When a node is underutilized and its Pods can fit on other nodes, you can remove it to save money. CA does this too.

Cluster Autoscaler (in cluster)
       │
       │  Watches
       ▼
   Pending Pods (unschedulable)
       │
       │  "I see 5 Pending Pods that don't fit on any current node"
       │  "I see that I can launch an m5.large via the node group"
       │
       │  Calls
       ▼
   Cloud Autoscaling API (ASG, MIG, VMSS)
       │
       │  "Add 1 m5.large to the node group"
       │
       │  New instance launches, joins cluster
       │  Pods get scheduled

CA is mature, well-known, and works on every cloud. It’s not as fast or efficient as Karpenter, but it’s the safe default for many setups.

2. CA vs Karpenter

See Karpenter for the full comparison. Quick summary:

	CA	Karpenter
Model	Node groups with min/max	Pod-driven, dynamic instance selection
Cold start	2-3 min	30-60s
Instance diversity	Per node group	Across the whole NodePool
Consolidation	Conservative	Aggressive
Cloud support	All	AWS first; GKE, Azure in progress
Recommendation	Stable, mature	New clusters, dynamic workloads

Pick CA if:

You have a stable workload pattern and want predictable node group sizes.
You’re on a cloud where Karpenter isn’t ready (e.g. on-prem, some clouds).
You need mature, well-tested behavior.

Pick Karpenter if:

You have heterogeneous workloads (different instance types needed).
You want fast scale-up (30s vs 3 min).
You’re on AWS.

3. Architecture

CA runs as a single Deployment in the cluster (with leader election for HA):

┌────────────────────────────────────────────────────────────┐
│  cluster-autoscaler Deployment                            │
│                                                            │
│  - Leader-elected (1 active, 1+ standby)                  │
│  - Watches Pods, Nodes, node group sizes                   │
│  - Decides scale-up / scale-down                           │
│  - Calls cloud APIs (ASG, MIG, VMSS)                       │
└────────────────────────────────────────────────────────────┘
        ▲
        │  Reads cloud config from flags
        │
        ▼
   Cloud provider's autoscaling API
   - AWS: ASG (Auto Scaling Group)
   - GCP: MIG (Managed Instance Group)
   - Azure: VMSS (Virtual Machine Scale Set)

CA is a single binary (no operator, no CRDs, no webhooks).

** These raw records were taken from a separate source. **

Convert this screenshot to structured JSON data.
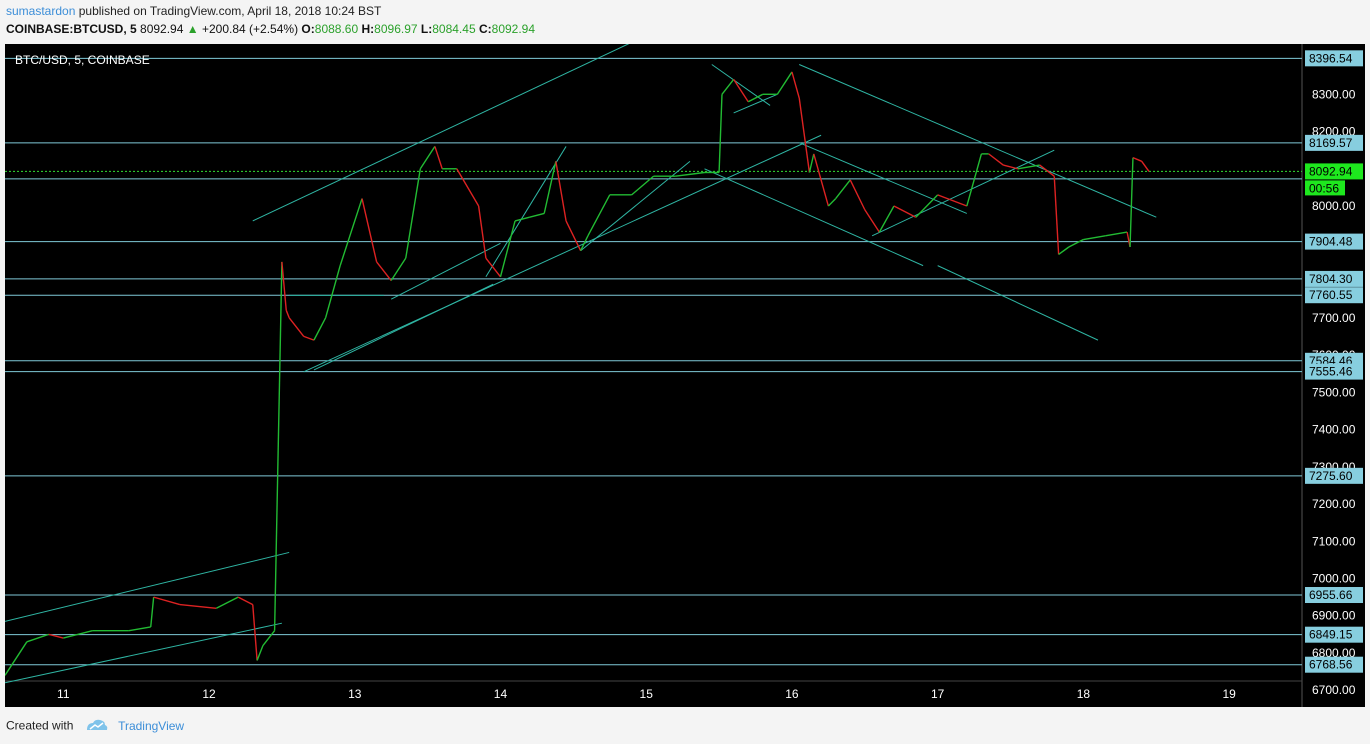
{
  "header": {
    "author": "sumastardon",
    "published": "published on TradingView.com, April 18, 2018 10:24 BST",
    "symbol": "COINBASE:BTCUSD, 5",
    "last": "8092.94",
    "arrow": "▲",
    "change": "+200.84 (+2.54%)",
    "o_label": "O:",
    "o_value": "8088.60",
    "h_label": "H:",
    "h_value": "8096.97",
    "l_label": "L:",
    "l_value": "8084.45",
    "c_label": "C:",
    "c_value": "8092.94"
  },
  "footer": {
    "created_with": "Created with",
    "brand": "TradingView"
  },
  "chart_data": {
    "type": "line",
    "title": "BTC/USD, 5, COINBASE",
    "x_ticks": [
      "11",
      "12",
      "13",
      "14",
      "15",
      "16",
      "17",
      "18",
      "19"
    ],
    "y_ticks": [
      "6700.00",
      "6800.00",
      "6900.00",
      "7000.00",
      "7100.00",
      "7200.00",
      "7300.00",
      "7400.00",
      "7500.00",
      "7600.00",
      "7700.00",
      "7800.00",
      "7900.00",
      "8000.00",
      "8100.00",
      "8200.00",
      "8300.00"
    ],
    "ylim": [
      6655,
      8435
    ],
    "xlim": [
      10.6,
      19.5
    ],
    "horizontal_levels": [
      "8396.54",
      "8169.57",
      "8073.00",
      "7904.48",
      "7804.30",
      "7760.55",
      "7584.46",
      "7555.46",
      "7275.60",
      "6955.66",
      "6849.15",
      "6768.56"
    ],
    "current_price": "8092.94",
    "countdown": "00:56",
    "series": [
      {
        "x": [
          10.6,
          10.75,
          10.9,
          11.0,
          11.2,
          11.45,
          11.6,
          11.62,
          11.8,
          12.05,
          12.2,
          12.3,
          12.33,
          12.37,
          12.45,
          12.5,
          12.53,
          12.55,
          12.65,
          12.72,
          12.8,
          12.9,
          13.05,
          13.15,
          13.25,
          13.35,
          13.45,
          13.55,
          13.6,
          13.7,
          13.85,
          13.9,
          14.0,
          14.1,
          14.2,
          14.3,
          14.38,
          14.45,
          14.55,
          14.6,
          14.75,
          14.9,
          15.05,
          15.2,
          15.4,
          15.5,
          15.52,
          15.6,
          15.7,
          15.8,
          15.9,
          16.0,
          16.05,
          16.12,
          16.15,
          16.25,
          16.3,
          16.4,
          16.5,
          16.6,
          16.7,
          16.85,
          17.0,
          17.2,
          17.3,
          17.35,
          17.45,
          17.55,
          17.7,
          17.8,
          17.83,
          17.9,
          18.0,
          18.15,
          18.3,
          18.32,
          18.34,
          18.4,
          18.45
        ],
        "y": [
          6740,
          6830,
          6850,
          6840,
          6860,
          6860,
          6870,
          6950,
          6930,
          6920,
          6950,
          6930,
          6780,
          6820,
          6860,
          7850,
          7720,
          7700,
          7650,
          7640,
          7700,
          7840,
          8020,
          7850,
          7800,
          7860,
          8100,
          8160,
          8100,
          8100,
          8000,
          7860,
          7810,
          7960,
          7970,
          7980,
          8120,
          7960,
          7880,
          7920,
          8030,
          8030,
          8080,
          8080,
          8090,
          8090,
          8300,
          8340,
          8280,
          8300,
          8300,
          8360,
          8290,
          8090,
          8140,
          8000,
          8020,
          8070,
          7990,
          7930,
          8000,
          7970,
          8030,
          8000,
          8140,
          8140,
          8110,
          8100,
          8110,
          8080,
          7870,
          7890,
          7910,
          7920,
          7930,
          7890,
          8130,
          8120,
          8092.94
        ]
      }
    ],
    "trendlines": [
      {
        "x1": 10.6,
        "y1": 6885,
        "x2": 12.55,
        "y2": 7070
      },
      {
        "x1": 10.6,
        "y1": 6720,
        "x2": 12.5,
        "y2": 6880
      },
      {
        "x1": 12.65,
        "y1": 7555,
        "x2": 16.2,
        "y2": 8190
      },
      {
        "x1": 12.3,
        "y1": 7960,
        "x2": 15.5,
        "y2": 8550
      },
      {
        "x1": 12.55,
        "y1": 7760,
        "x2": 13.2,
        "y2": 7760
      },
      {
        "x1": 12.72,
        "y1": 7560,
        "x2": 13.95,
        "y2": 7790
      },
      {
        "x1": 13.25,
        "y1": 7750,
        "x2": 14.0,
        "y2": 7900
      },
      {
        "x1": 13.9,
        "y1": 7810,
        "x2": 14.45,
        "y2": 8160
      },
      {
        "x1": 14.55,
        "y1": 7880,
        "x2": 15.3,
        "y2": 8120
      },
      {
        "x1": 15.4,
        "y1": 8100,
        "x2": 16.9,
        "y2": 7840
      },
      {
        "x1": 16.05,
        "y1": 8380,
        "x2": 18.5,
        "y2": 7970
      },
      {
        "x1": 16.05,
        "y1": 8170,
        "x2": 17.2,
        "y2": 7980
      },
      {
        "x1": 16.55,
        "y1": 7920,
        "x2": 17.8,
        "y2": 8150
      },
      {
        "x1": 17.0,
        "y1": 7840,
        "x2": 18.1,
        "y2": 7640
      },
      {
        "x1": 15.45,
        "y1": 8380,
        "x2": 15.85,
        "y2": 8270
      },
      {
        "x1": 15.6,
        "y1": 8250,
        "x2": 15.9,
        "y2": 8300
      }
    ]
  }
}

Config is via flags and a ConfigMap. State is in the apiserver and the cloud.

3.1 The CA image

CA is shipped as a container image. The cluster runs it as a Deployment with:

ServiceAccount with permission to read Pods, Nodes, and update node group sizes.
IAM role (cloud) with permission to call the autoscaling API.
ConfigMap (optional) for some tunings.

4. Node Groups and ASGs

CA scales node groups (cloud concept) up and down. Each node group has a min, max, and the instance type.

4.1 AWS: Auto Scaling Group (ASG)

resource "aws_autoscaling_group" "workers" {
  name                = "k8s-workers"
  min_size            = 2
  max_size            = 20
  desired_capacity    = 2
  vpc_zone_identifier = [var.subnet_a, var.subnet_b]
  
  launch_template {
    id      = aws_launch_template.workers.id
    version = "$Latest"
  }
  
  tag {
    key                 = "k8s.io/cluster-autoscaler/enabled"
    value               = "true"
    propagate_at_launch = false
  }
  # ...
}

The tags k8s.io/cluster-autoscaler/<cluster-name>: owned tell CA “this ASG is yours to scale.”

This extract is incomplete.